Catalytic Nanomedicine: Coated bionanocatalysts for Catalytic Antineoplastic activity

Abstract

Glioma tumors are the most common form of central nervous system tumors, and there is a pressing need for innovative methods that can precisely target cancer cells while leaving healthy tissues unharmed. In this study, progressing in the field of Catalytic Nanomedicine, we investigated the cytotoxic effects of a novel class of bionanocatalysts on glioma cancer cells. These bionanocatalysts were constructed from a catalytic matrix of oxides with evenly dispersed superficial copper-coating nanoparticles. This design optimizes both the inherent catalytic characteristics of the matrix and instills cytotoxic properties. The bionanocatalysts coated with copper demonstrated a significant reduction in cancer cell viability when compared to reference bionanocatalysts without the transition metal. We also observed structural damage to the cytoskeleton and alterations in mitochondrial activity. These findings suggest that these pathways are integral to the mechanisms through which these nanostructures execute their bionanocatalytic activities, particularly in breaking chemical bonds.

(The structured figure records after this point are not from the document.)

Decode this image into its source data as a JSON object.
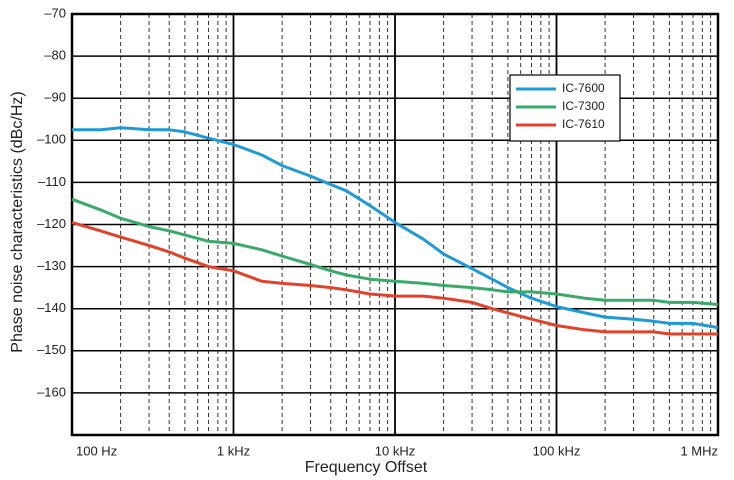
{
  "chart_data": {
    "type": "line",
    "xlabel": "Frequency Offset",
    "ylabel": "Phase noise characteristics (dBc/Hz)",
    "xscale": "log",
    "xlim": [
      100,
      1000000
    ],
    "xticks": [
      {
        "value": 100,
        "label": "100 Hz"
      },
      {
        "value": 1000,
        "label": "1 kHz"
      },
      {
        "value": 10000,
        "label": "10 kHz"
      },
      {
        "value": 100000,
        "label": "100 kHz"
      },
      {
        "value": 1000000,
        "label": "1 MHz"
      }
    ],
    "xminorticks": [
      200,
      300,
      400,
      500,
      600,
      700,
      800,
      900,
      2000,
      3000,
      4000,
      5000,
      6000,
      7000,
      8000,
      9000,
      20000,
      30000,
      40000,
      50000,
      60000,
      70000,
      80000,
      90000,
      200000,
      300000,
      400000,
      500000,
      600000,
      700000,
      800000,
      900000
    ],
    "ylim": [
      -170,
      -70
    ],
    "yticks": [
      {
        "value": -70,
        "label": "–70"
      },
      {
        "value": -80,
        "label": "–80"
      },
      {
        "value": -90,
        "label": "–90"
      },
      {
        "value": -100,
        "label": "–100"
      },
      {
        "value": -110,
        "label": "–110"
      },
      {
        "value": -120,
        "label": "–120"
      },
      {
        "value": -130,
        "label": "–130"
      },
      {
        "value": -140,
        "label": "–140"
      },
      {
        "value": -150,
        "label": "–150"
      },
      {
        "value": -160,
        "label": "–160"
      }
    ],
    "grid": true,
    "legend": "upper right",
    "x": [
      100,
      150,
      200,
      300,
      400,
      500,
      700,
      1000,
      1500,
      2000,
      3000,
      4000,
      5000,
      7000,
      10000,
      15000,
      20000,
      30000,
      40000,
      50000,
      70000,
      100000,
      150000,
      200000,
      300000,
      400000,
      500000,
      700000,
      1000000
    ],
    "series": [
      {
        "name": "IC-7600",
        "color": "#1e9ad6",
        "values": [
          -97.5,
          -97.5,
          -97,
          -97.5,
          -97.5,
          -98,
          -99.5,
          -101,
          -103.5,
          -106,
          -108.5,
          -110.5,
          -112,
          -115.5,
          -119.5,
          -123.5,
          -127,
          -130.5,
          -133,
          -135,
          -137.5,
          -139.5,
          -141,
          -142,
          -142.5,
          -143,
          -143.5,
          -143.5,
          -144.5
        ]
      },
      {
        "name": "IC-7300",
        "color": "#3aaa6a",
        "values": [
          -114,
          -116.5,
          -118.5,
          -120.5,
          -121.5,
          -122.5,
          -124,
          -124.5,
          -126,
          -127.5,
          -129.5,
          -131,
          -132,
          -133,
          -133.5,
          -134,
          -134.5,
          -135,
          -135.5,
          -136,
          -136,
          -136.5,
          -137.5,
          -138,
          -138,
          -138,
          -138.5,
          -138.5,
          -139
        ]
      },
      {
        "name": "IC-7610",
        "color": "#e0432a",
        "values": [
          -119.5,
          -121.5,
          -123,
          -125,
          -126.5,
          -128,
          -130,
          -131,
          -133.5,
          -134,
          -134.5,
          -135,
          -135.5,
          -136.5,
          -137,
          -137,
          -137.5,
          -138.5,
          -140,
          -141,
          -142.5,
          -144,
          -145,
          -145.5,
          -145.5,
          -145.5,
          -146,
          -146,
          -146
        ]
      }
    ]
  }
}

Importantly, our physicochemical analyses verified that the coating with copper species, primarily CuO, did not disrupt the individual structure of the bionanocatalysts: instead, it enhanced their catalytic cytotoxic potential. This research aims to deepen our understanding of the mechanisms underlying this promising antineoplastic treatment and underscore the effectiveness of superficial copper-coating nanoparticles as agents for amplifying the inherent properties of bionanocatalysts through nanocatalysis.